It's a classic David vs Goliath story that South Africans love.
And the twittersphere has been showing huge support for Kenneth Nkosana Makate's victory against Vodacom
After so many years, the cellphone giant has finally lost its case against the man who claimed he invested the 'Please Call Me' SMS product.
And the courts agree.
The Constitutional Court has ruled that Vodacom has a binding agreement with Makate and needs to compensate him.
The court set aside the 2014 Johannesburg High Court order which dismissed Makate’s demand for payment.
#PleaseCAllMe JUST IN: Makate wins the case. Vodacom has to reach an agreement with Makate on the amount of compensation owed to him. ML— EWN Reporter (@ewnreporter) April 26, 2016
What is remarkable is the timeline on this long drawn out legal case.
Makate went to Vodacom with his invention in 2000.
The head of product development at the time, Phillip Geissler, agreed that Vodacom would experiment with the idea, and they came to a verbal agreement in 2001.
#PleaseCallMe It has been a 15 year long journey for justice for Makate. He invented the "Please Call Me" in 2000. ML— EWN Reporter (@ewnreporter) April 26, 2016
Even more shocking, given the verdict, is the denial by former Vodacom CEO Alan Knott-Craig that Makate had any part in the invention of 'Please Call Me'. He even wrote about it in his autobiography, taking all the credit for the idea.
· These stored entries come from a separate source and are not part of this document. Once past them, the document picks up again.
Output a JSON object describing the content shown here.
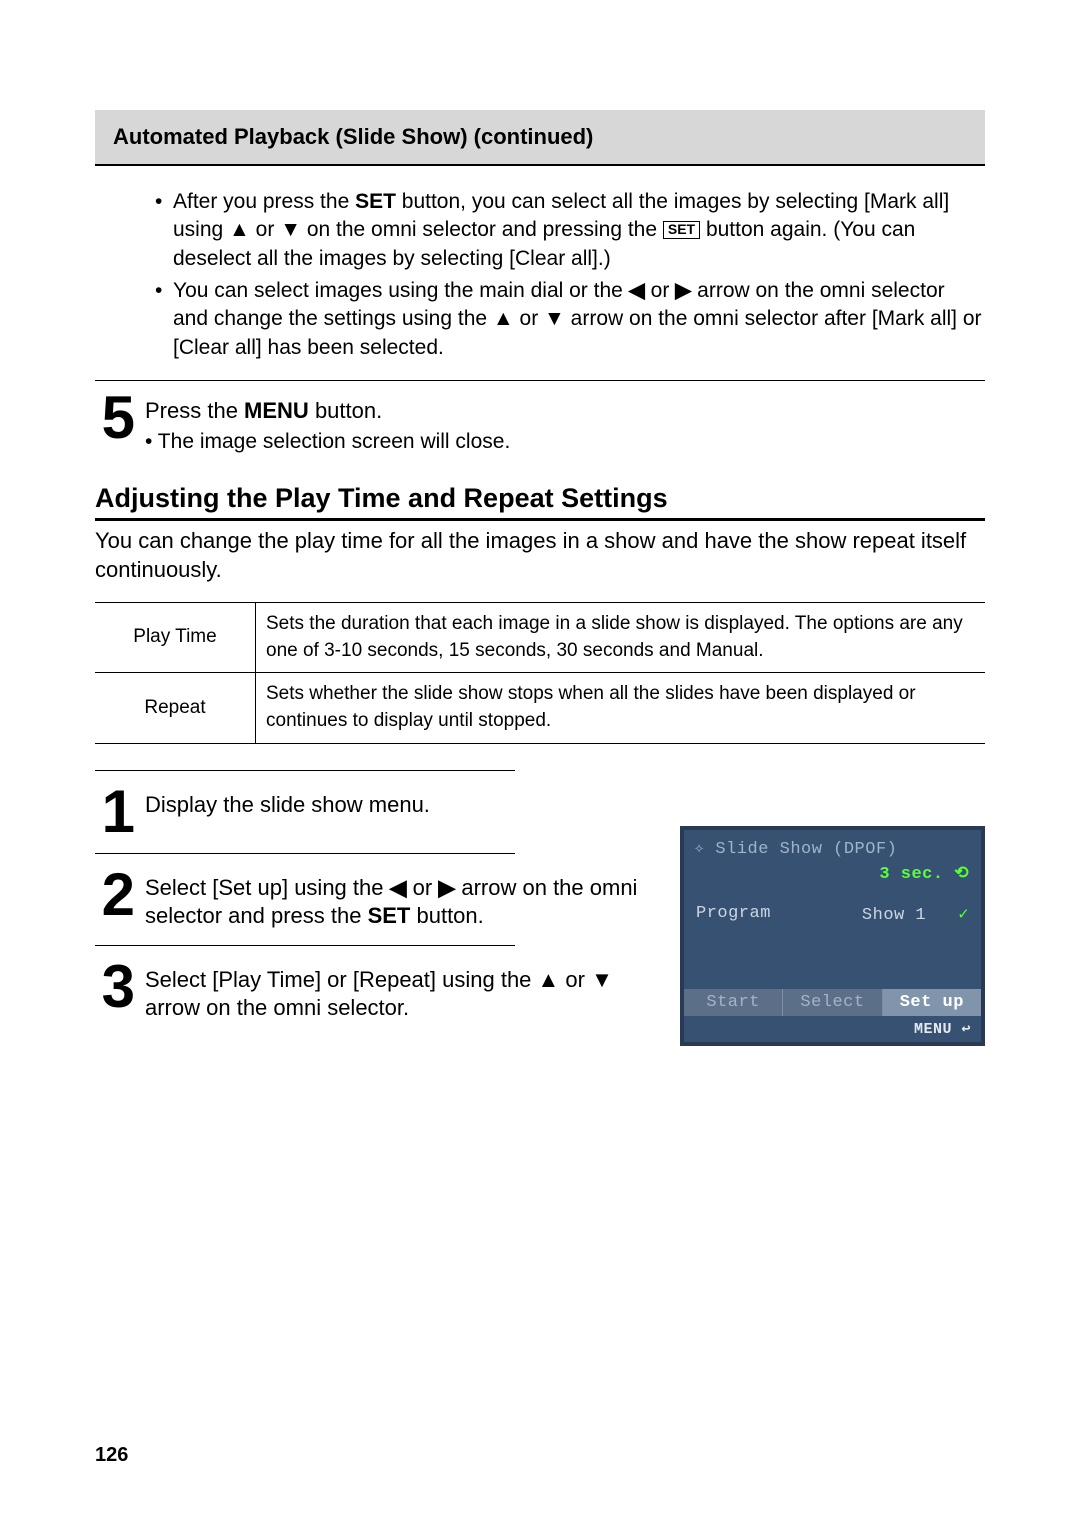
{
  "header": "Automated Playback (Slide Show) (continued)",
  "bullets": {
    "b1_a": "After you press the ",
    "b1_set": "SET",
    "b1_b": " button, you can select all the images by selecting [Mark all] using ",
    "b1_up": "▲",
    "b1_or": " or ",
    "b1_down": "▼",
    "b1_c": " on the omni selector and pressing the ",
    "b1_set2": "SET",
    "b1_d": " button again. (You can deselect all the images by selecting [Clear all].)",
    "b2_a": "You can select images using the main dial or the ",
    "b2_left": "◀",
    "b2_or1": " or ",
    "b2_right": "▶",
    "b2_b": " arrow on the omni selector and change the settings using the ",
    "b2_up": "▲",
    "b2_or2": " or ",
    "b2_down": "▼",
    "b2_c": " arrow on the omni selector after [Mark all] or [Clear all] has been selected."
  },
  "step5": {
    "num": "5",
    "lead_a": "Press the ",
    "menu": "MENU",
    "lead_b": " button.",
    "sub": "• The image selection screen will close."
  },
  "section_title": "Adjusting the Play Time and Repeat Settings",
  "intro": "You can change the play time for all the images in a show and have the show repeat itself continuously.",
  "table": {
    "r1_label": "Play Time",
    "r1_text": "Sets the duration that each image in a slide show is displayed. The options are any one of 3-10 seconds, 15 seconds, 30 seconds and Manual.",
    "r2_label": "Repeat",
    "r2_text": "Sets whether the slide show stops when all the slides have been displayed or continues to display until stopped."
  },
  "steps": {
    "s1_num": "1",
    "s1_text": "Display the slide show menu.",
    "s2_num": "2",
    "s2_a": "Select [Set up] using the ",
    "s2_left": "◀",
    "s2_or": " or ",
    "s2_right": "▶",
    "s2_b": " arrow on the omni selector and press the ",
    "s2_set": "SET",
    "s2_c": " button.",
    "s3_num": "3",
    "s3_a": "Select [Play Time] or [Repeat] using the ",
    "s3_up": "▲",
    "s3_or": " or ",
    "s3_down": "▼",
    "s3_b": " arrow on the omni selector."
  },
  "screen": {
    "title": "✧ Slide Show (DPOF)",
    "time": "3 sec. ⟲",
    "program_label": "Program",
    "show_label": "Show 1",
    "check": "✓",
    "btn_start": "Start",
    "btn_select": "Select",
    "btn_setup": "Set up",
    "menu": "MENU ↩"
  },
  "page_num": "126"
}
The Constitutional Court ordered Vodacom to begin negotiations with Makate to determine a reasonable compensation payable to him in terms of the agreement, with negotiations needing to start within 30 days.
It is certainly a victory for one man's constitutional rights.
Makate has asked for 15% of profits made from the SMS product over all these years, but a 'reasonable amount' is to be determined during the negotiations.